Britain sends warning to Argentina over Falkland Islands - 'Not up for discussion'

Falklands War veteran Simon Weston spoke on the Argentinian claim over the Falkland Islands

GB News
Dimitris Kouimtsidis

By Dimitris Kouimtsidis

Published: 18/02/2024

- 15:14

David Cameron will visit the Falkland Islands next week in a display of strength towards the Argentinians

Britain is set to send a strong warning to Argentina over the Falkland Islands, making it clear that the issue is "not up for discussion".

David Cameron will visit the islands next week, in a show of strength, designed to show that British sovereignty is not negotiable and that the islands are a "valued part of the British family".

The Foreign Secretary will be the first cabinet minister to visit the archipelago since 2016.

This is on the back of James Cleverly's promise to visit the islands last year, with Lord Cameron following up on his predecessor's promise.

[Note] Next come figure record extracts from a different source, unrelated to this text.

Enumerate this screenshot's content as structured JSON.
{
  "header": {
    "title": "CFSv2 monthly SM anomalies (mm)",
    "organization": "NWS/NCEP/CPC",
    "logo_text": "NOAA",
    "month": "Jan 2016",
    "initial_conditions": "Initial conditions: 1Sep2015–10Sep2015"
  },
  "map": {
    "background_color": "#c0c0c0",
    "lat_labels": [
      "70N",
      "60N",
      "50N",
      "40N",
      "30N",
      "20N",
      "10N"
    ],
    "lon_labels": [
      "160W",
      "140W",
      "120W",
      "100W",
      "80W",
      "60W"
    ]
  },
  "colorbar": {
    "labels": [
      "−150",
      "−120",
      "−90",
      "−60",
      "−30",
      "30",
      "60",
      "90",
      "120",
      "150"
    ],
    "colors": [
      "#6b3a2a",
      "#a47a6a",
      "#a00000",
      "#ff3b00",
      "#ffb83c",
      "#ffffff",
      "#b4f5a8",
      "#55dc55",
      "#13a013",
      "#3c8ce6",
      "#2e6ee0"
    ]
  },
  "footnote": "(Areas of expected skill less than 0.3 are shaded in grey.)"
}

David Cameron meeting with Nato troops

David Cameron is keen to show that the issue of British sovereignty is 'not up for discussion'


During the visit, Lord Cameron is expected to pay his respects to the British troops who fought in the Falklands War in 1982, as well as the current military personnel stationed on the islands.

He will also visit environmental projects and see some of the penguins that depend on the vital island habitats.

The Foreign Secretary said: "The Falkland Islands are a valued part of the British family, and we are clear that as long as they want to remain part of the family, the issue of sovereignty will not be up for discussion.

“The Falkland Islanders should be proud of the modern, prosperous community they have built.


The Falkland Islands

This will be the first visit of a British cabinet minister to the Falkland Islands


"The Islands are a thriving economy, where as well as farming and fishing, there is a priority given to conservation and sustainability.”

Last month Lord Cameron met with newly-elected Argentinian President, Javier Milei, at the Davos Forum in Switzerland.

During the meeting, the two men said they would "agree to disagree" over the future of the islands, which the Argentinians refer to as Islas Malvinas.

Milei insisted that his country's sovereignty over the Falklands was "non-negotiable" and has pledged to force the UK Government to relinquish its sovereignty through "diplomatic channels".

Downing Street insists the issue of sovereignty is "settled".

In 2013 a referendum on the Falklands took place, in which 99.8 per cent of residents voted to retain their status as a UK overseas territory.

After his visit to the Falklands, Lord Cameron will travel to Paraguay, which will make him the first Foreign Secretary to visit the South American country.

He will then attend a meeting of G20 foreign ministers in Brazil, before going to the UN in New York for the second anniversary of Russia's invasion of Ukraine.